HMRC said MoJ could have avoided the £72.1m in tax and NI payments, which includes £4.5m in interest, if it correctly classified the off-payroll workers and so the liability was described as “fruitless”.
‘Farcical’: HMRC tax tool slammed
IR35 expert and founder of the Contractor Calculator business Dave Chaplin blamed HMRC’s online “Check Employment Status for Tax” tool for the errors and called for it to be scrapped.
“Both Defra and the MoJ would have received considerable help and guidance by HMRC to implement the off-payroll reforms,” he said.
“Both committed to using HMRC’s Check Employment Status for Tax tool and followed HMRC’s guidance.
“Both are now facing a combined tax bill of some £121m.
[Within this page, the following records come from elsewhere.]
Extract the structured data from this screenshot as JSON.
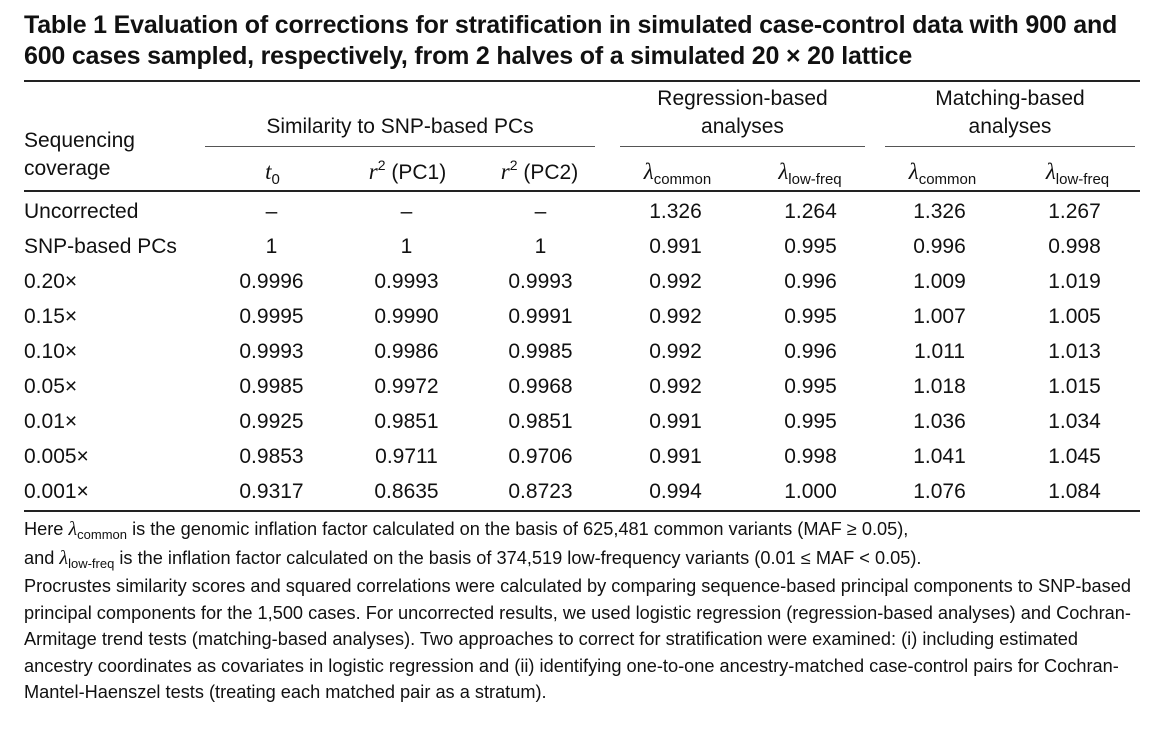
{
  "title": "Table 1  Evaluation of corrections for stratification in simulated case-control data with 900 and 600 cases sampled, respectively, from 2 halves of a simulated 20 × 20 lattice",
  "header": {
    "row_label_line1": "Sequencing",
    "row_label_line2": "coverage",
    "group_similarity": "Similarity to SNP-based PCs",
    "group_regression_line1": "Regression-based",
    "group_regression_line2": "analyses",
    "group_matching_line1": "Matching-based",
    "group_matching_line2": "analyses",
    "col_t": "t",
    "col_t_sub": "0",
    "col_r": "r",
    "col_r_sup": "2",
    "col_pc1": " (PC1)",
    "col_pc2": " (PC2)",
    "lambda": "λ",
    "sub_common": "common",
    "sub_lowfreq": "low-freq"
  },
  "rows": [
    {
      "label": "Uncorrected",
      "t0": "–",
      "r2pc1": "–",
      "r2pc2": "–",
      "reg_common": "1.326",
      "reg_low": "1.264",
      "mat_common": "1.326",
      "mat_low": "1.267"
    },
    {
      "label": "SNP-based PCs",
      "t0": "1",
      "r2pc1": "1",
      "r2pc2": "1",
      "reg_common": "0.991",
      "reg_low": "0.995",
      "mat_common": "0.996",
      "mat_low": "0.998"
    },
    {
      "label": "0.20×",
      "t0": "0.9996",
      "r2pc1": "0.9993",
      "r2pc2": "0.9993",
      "reg_common": "0.992",
      "reg_low": "0.996",
      "mat_common": "1.009",
      "mat_low": "1.019"
    },
    {
      "label": "0.15×",
      "t0": "0.9995",
      "r2pc1": "0.9990",
      "r2pc2": "0.9991",
      "reg_common": "0.992",
      "reg_low": "0.995",
      "mat_common": "1.007",
      "mat_low": "1.005"
    },
    {
      "label": "0.10×",
      "t0": "0.9993",
      "r2pc1": "0.9986",
      "r2pc2": "0.9985",
      "reg_common": "0.992",
      "reg_low": "0.996",
      "mat_common": "1.011",
      "mat_low": "1.013"
    },
    {
      "label": "0.05×",
      "t0": "0.9985",
      "r2pc1": "0.9972",
      "r2pc2": "0.9968",
      "reg_common": "0.992",
      "reg_low": "0.995",
      "mat_common": "1.018",
      "mat_low": "1.015"
    },
    {
      "label": "0.01×",
      "t0": "0.9925",
      "r2pc1": "0.9851",
      "r2pc2": "0.9851",
      "reg_common": "0.991",
      "reg_low": "0.995",
      "mat_common": "1.036",
      "mat_low": "1.034"
    },
    {
      "label": "0.005×",
      "t0": "0.9853",
      "r2pc1": "0.9711",
      "r2pc2": "0.9706",
      "reg_common": "0.991",
      "reg_low": "0.998",
      "mat_common": "1.041",
      "mat_low": "1.045"
    },
    {
      "label": "0.001×",
      "t0": "0.9317",
      "r2pc1": "0.8635",
      "r2pc2": "0.8723",
      "reg_common": "0.994",
      "reg_low": "1.000",
      "mat_common": "1.076",
      "mat_low": "1.084"
    }
  ],
  "footnote": {
    "p1a": "Here ",
    "p1b": " is the genomic inflation factor calculated on the basis of 625,481 common variants (MAF ≥ 0.05),",
    "p2a": "and ",
    "p2b": " is the inflation factor calculated on the basis of 374,519 low-frequency variants (0.01 ≤ MAF < 0.05).",
    "rest": "Procrustes similarity scores and squared correlations were calculated by comparing sequence-based principal components to SNP-based principal components for the 1,500 cases. For uncorrected results, we used logistic regression (regression-based analyses) and Cochran-Armitage trend tests (matching-based analyses). Two approaches to correct for stratification were examined: (i) including estimated ancestry coordinates as covariates in logistic regression and (ii) identifying one-to-one ancestry-matched case-control pairs for Cochran-Mantel-Haenszel tests (treating each matched pair as a stratum)."
  }
}
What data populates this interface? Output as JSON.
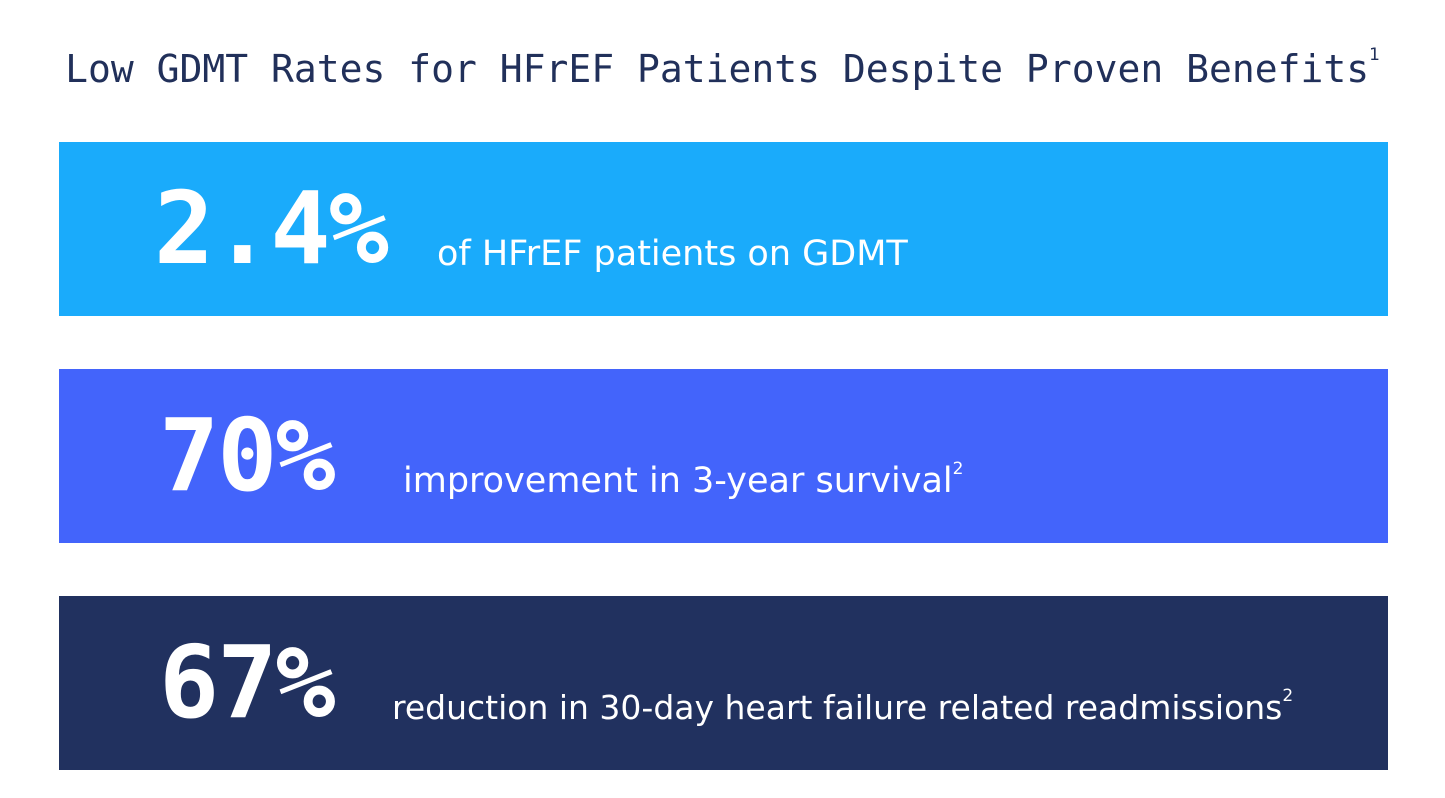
{
  "title": {
    "text": "Low GDMT Rates for HFrEF Patients Despite Proven Benefits",
    "footnote": "1"
  },
  "stats": [
    {
      "value": "2.4%",
      "label": "of HFrEF patients on GDMT",
      "footnote": "",
      "color": "#1aabfb"
    },
    {
      "value": "70%",
      "label": "improvement in 3-year survival",
      "footnote": "2",
      "color": "#4364fb"
    },
    {
      "value": "67%",
      "label": "reduction in 30-day heart failure related readmissions",
      "footnote": "2",
      "color": "#21315f"
    }
  ],
  "colors": {
    "title_text": "#21305a",
    "stat_text": "#ffffff",
    "background": "#ffffff"
  }
}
This is a farcical and alarming situation underlined by a tool that is fundamentally flawed that HMRC refuses to fix.”
Chaplin also criticised HMRC for labelling the MoJ “careless”, saying it was HMRC which taught the department what it should be doing and provided them with the tools.
“Surely, the time has come for HMRC to finally now acknowledge that CEST is not accurate and is not fit for purpose,” he said.
An HMRC spokesperson defended the tool.
“HMRC will stand by CEST’s results provided accurate and correct information is used, in accordance with our guidance,” they said. “The tool was rigorously tested against case law and settled cases by officials and external experts.”